Many commodity email services support SSL for access to their web site and TLS for inbound email transport encryption. These are good things and help the Internet become a more secure place.

However, while these technologies provide the HIPAA-required transport encryption when you access email using Gmail’s web interface and support optional inbound email transport encryption, many features are missing and most will probably never be added to Gmail.

These include:

HIPAA HITECH requires that you have a signed Business Associate Agreement with a vendor (like Gmail or LuxSci) that acknowledges that you are using email with Personal Health Information. Gmail does not sign contracts — you can’t even talk to them on the phone (without paying lots of money, at least).

If you send an email with Personal Health Information to someone using your Gmail account, it will almost certainly go over the Internet to the recipient’s mail servers and folders in an insecure and unencrypted fashion, automatically violating HIPAA. Gmail provides little or no auditing of connections and accesses to accounts.

HIPAA requires that you will:

  • Ensure secure tracking of stored data
  • Ensure secure disposal of used hard drives and other media
  • Ensure secure access to facilities
  • Ensure all employees with access to any data are trained in and abide by HIPAA privacy standards.

Gmail engineers have complete access to user data and do look at it.

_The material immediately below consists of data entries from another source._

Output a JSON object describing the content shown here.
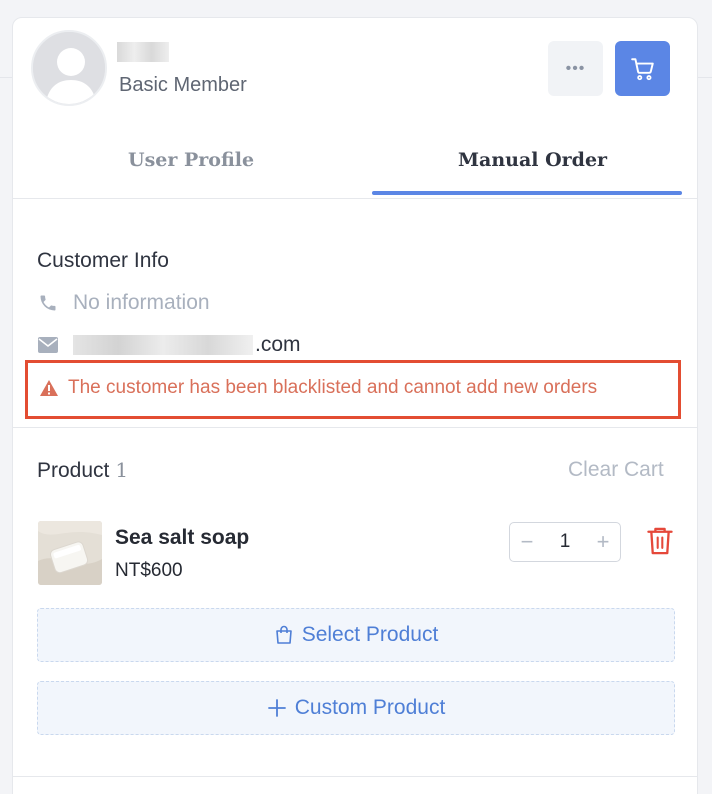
{
  "header": {
    "member_level": "Basic Member",
    "more_label": "•••"
  },
  "tabs": [
    {
      "label": "User Profile",
      "active": false
    },
    {
      "label": "Manual Order",
      "active": true
    }
  ],
  "customer": {
    "title": "Customer Info",
    "phone": "No information",
    "email_suffix": ".com",
    "warning": "The customer has been blacklisted and cannot add new orders"
  },
  "product": {
    "title": "Product",
    "count": "1",
    "clear_cart": "Clear Cart",
    "items": [
      {
        "name": "Sea salt soap",
        "price": "NT$600",
        "qty": "1"
      }
    ],
    "select_label": "Select Product",
    "custom_label": "Custom Product"
  },
  "colors": {
    "accent": "#5b86e5",
    "warning": "#e34d32",
    "delete": "#e5483a"
  },
  "icons": [
    "user-avatar-icon",
    "more-icon",
    "cart-icon",
    "phone-icon",
    "mail-icon",
    "warning-icon",
    "trash-icon",
    "shopping-bag-icon",
    "plus-icon"
  ]
}
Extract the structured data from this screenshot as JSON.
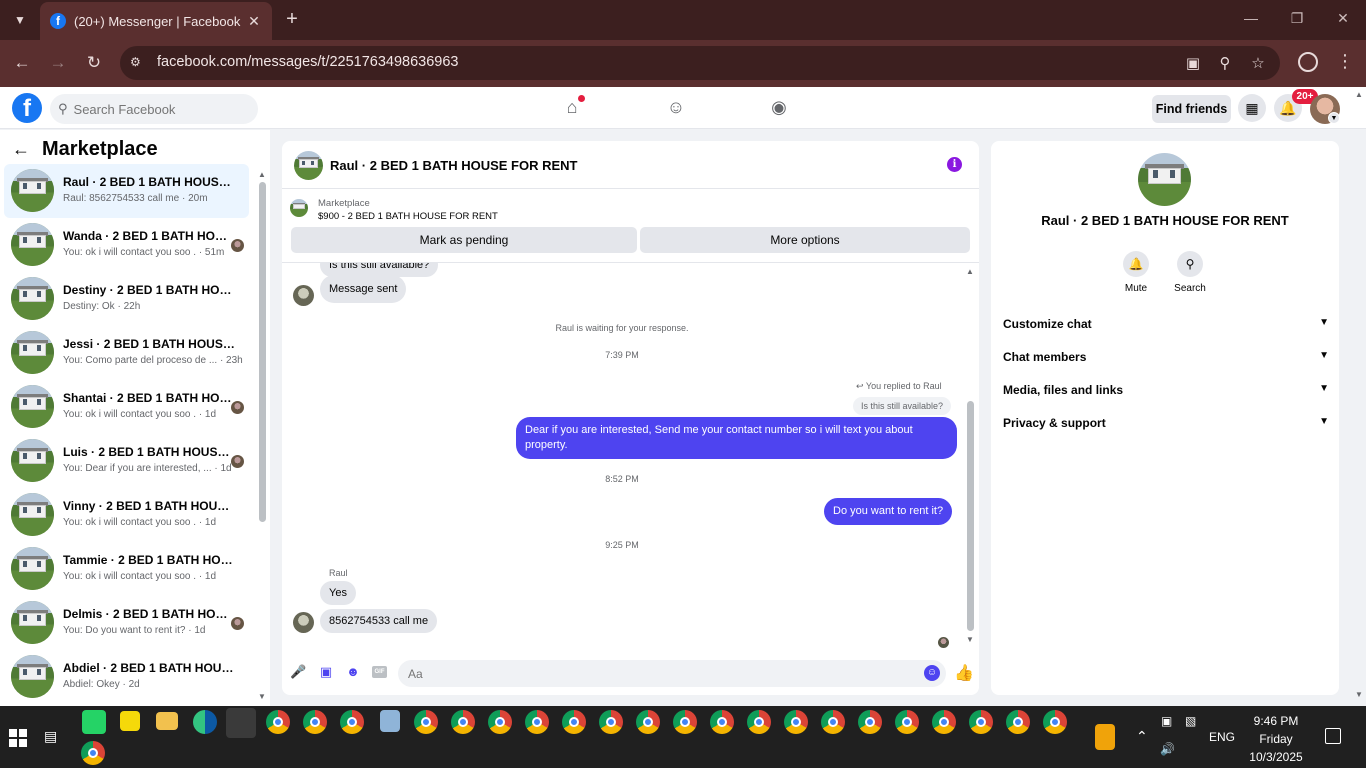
{
  "browser": {
    "tab_title": "(20+) Messenger | Facebook",
    "url": "facebook.com/messages/t/2251763498636963"
  },
  "fb": {
    "search_placeholder": "Search Facebook",
    "find_friends": "Find friends",
    "notifications_badge": "20+"
  },
  "left": {
    "title": "Marketplace",
    "conversations": [
      {
        "title": "Raul · 2 BED 1 BATH HOUSE FO...",
        "sub": "Raul: 8562754533 call me · 20m",
        "seen": false,
        "active": true
      },
      {
        "title": "Wanda · 2 BED 1 BATH HOUS...",
        "sub": "You: ok i will contact you soo . · 51m",
        "seen": true,
        "active": false
      },
      {
        "title": "Destiny · 2 BED 1 BATH HOUSE ...",
        "sub": "Destiny: Ok · 22h",
        "seen": false,
        "active": false
      },
      {
        "title": "Jessi · 2 BED 1 BATH HOUSE FO...",
        "sub": "You: Como parte del proceso de ... · 23h",
        "seen": false,
        "active": false
      },
      {
        "title": "Shantai · 2 BED 1 BATH HOUS...",
        "sub": "You: ok i will contact you soo . · 1d",
        "seen": true,
        "active": false
      },
      {
        "title": "Luis · 2 BED 1 BATH HOUSE F...",
        "sub": "You: Dear if you are interested, ... · 1d",
        "seen": true,
        "active": false
      },
      {
        "title": "Vinny · 2 BED 1 BATH HOUSE F...",
        "sub": "You: ok i will contact you soo . · 1d",
        "seen": false,
        "active": false
      },
      {
        "title": "Tammie · 2 BED 1 BATH HOUSE ...",
        "sub": "You: ok i will contact you soo . · 1d",
        "seen": false,
        "active": false
      },
      {
        "title": "Delmis · 2 BED 1 BATH HOUS...",
        "sub": "You: Do you want to rent it? · 1d",
        "seen": true,
        "active": false
      },
      {
        "title": "Abdiel · 2 BED 1 BATH HOUSE F...",
        "sub": "Abdiel: Okey · 2d",
        "seen": false,
        "active": false
      }
    ]
  },
  "chat": {
    "title": "Raul · 2 BED 1 BATH HOUSE FOR RENT",
    "marketplace_label": "Marketplace",
    "listing": "$900 - 2 BED 1 BATH HOUSE FOR RENT",
    "mark_pending": "Mark as pending",
    "more_options": "More options",
    "msg_partial": "Is this still available?",
    "msg_sent": "Message sent",
    "waiting": "Raul is waiting for your response.",
    "time1": "7:39 PM",
    "replied_label": "You replied to Raul",
    "quoted": "Is this still available?",
    "out1": "Dear if you are interested, Send me your contact number so i will text you about property.",
    "time2": "8:52 PM",
    "out2": "Do you want to rent it?",
    "time3": "9:25 PM",
    "sender": "Raul",
    "in_yes": "Yes",
    "in_phone": "8562754533 call me",
    "input_placeholder": "Aa"
  },
  "right": {
    "title": "Raul · 2 BED 1 BATH HOUSE FOR RENT",
    "mute": "Mute",
    "search": "Search",
    "sections": [
      "Customize chat",
      "Chat members",
      "Media, files and links",
      "Privacy & support"
    ]
  },
  "taskbar": {
    "lang": "ENG",
    "time": "9:46 PM",
    "day": "Friday",
    "date": "10/3/2025"
  },
  "colors": {
    "accent": "#4e44f0",
    "fb_blue": "#1877f2",
    "browser_dark": "#3c1f1f",
    "browser_mid": "#5a2f2f",
    "badge_red": "#e41e3f"
  }
}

See Google worker fired for stalking teens. Google would need to follow all of the steps in the HIPAA Compliance checklist and more.

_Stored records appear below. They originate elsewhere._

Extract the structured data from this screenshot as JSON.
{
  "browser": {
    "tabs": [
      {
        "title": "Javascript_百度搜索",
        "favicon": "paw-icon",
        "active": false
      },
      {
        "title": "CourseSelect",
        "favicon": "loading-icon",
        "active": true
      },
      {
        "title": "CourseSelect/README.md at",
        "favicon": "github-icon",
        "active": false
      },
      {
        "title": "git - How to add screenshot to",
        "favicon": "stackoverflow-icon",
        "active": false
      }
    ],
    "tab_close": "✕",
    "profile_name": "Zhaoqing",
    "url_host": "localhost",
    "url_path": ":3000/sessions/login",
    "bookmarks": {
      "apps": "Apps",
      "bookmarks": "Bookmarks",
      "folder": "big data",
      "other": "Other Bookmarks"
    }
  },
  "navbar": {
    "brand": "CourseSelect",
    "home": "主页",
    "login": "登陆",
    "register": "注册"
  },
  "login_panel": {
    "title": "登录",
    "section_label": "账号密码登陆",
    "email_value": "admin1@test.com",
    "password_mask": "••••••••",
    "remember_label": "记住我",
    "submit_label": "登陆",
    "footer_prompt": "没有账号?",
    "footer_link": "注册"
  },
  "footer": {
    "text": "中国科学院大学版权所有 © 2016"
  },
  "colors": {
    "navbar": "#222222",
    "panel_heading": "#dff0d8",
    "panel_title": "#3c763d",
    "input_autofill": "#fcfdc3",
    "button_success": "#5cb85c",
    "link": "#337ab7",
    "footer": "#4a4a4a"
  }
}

Who owns and where is your data? Google scans all your mail (and ePHI?) to provide ads and other information to you. This data may be stored anywhere and in any format. While the data might not be tracked back to you easily, the data itself is the problem, the privacy of the personal health information cannot be ensured within the Google infrastructure.

What happens to deleted data? Google doesn’t like for you to delete data, ever. They would prefer it sticks around. Personal Health Information, like ePHI, cannot be guaranteed to be removed from their servers even if you delete it from your account. Google doesn’t appear to implement anything in the HIPAA law checklist in a way that would be fully compliant.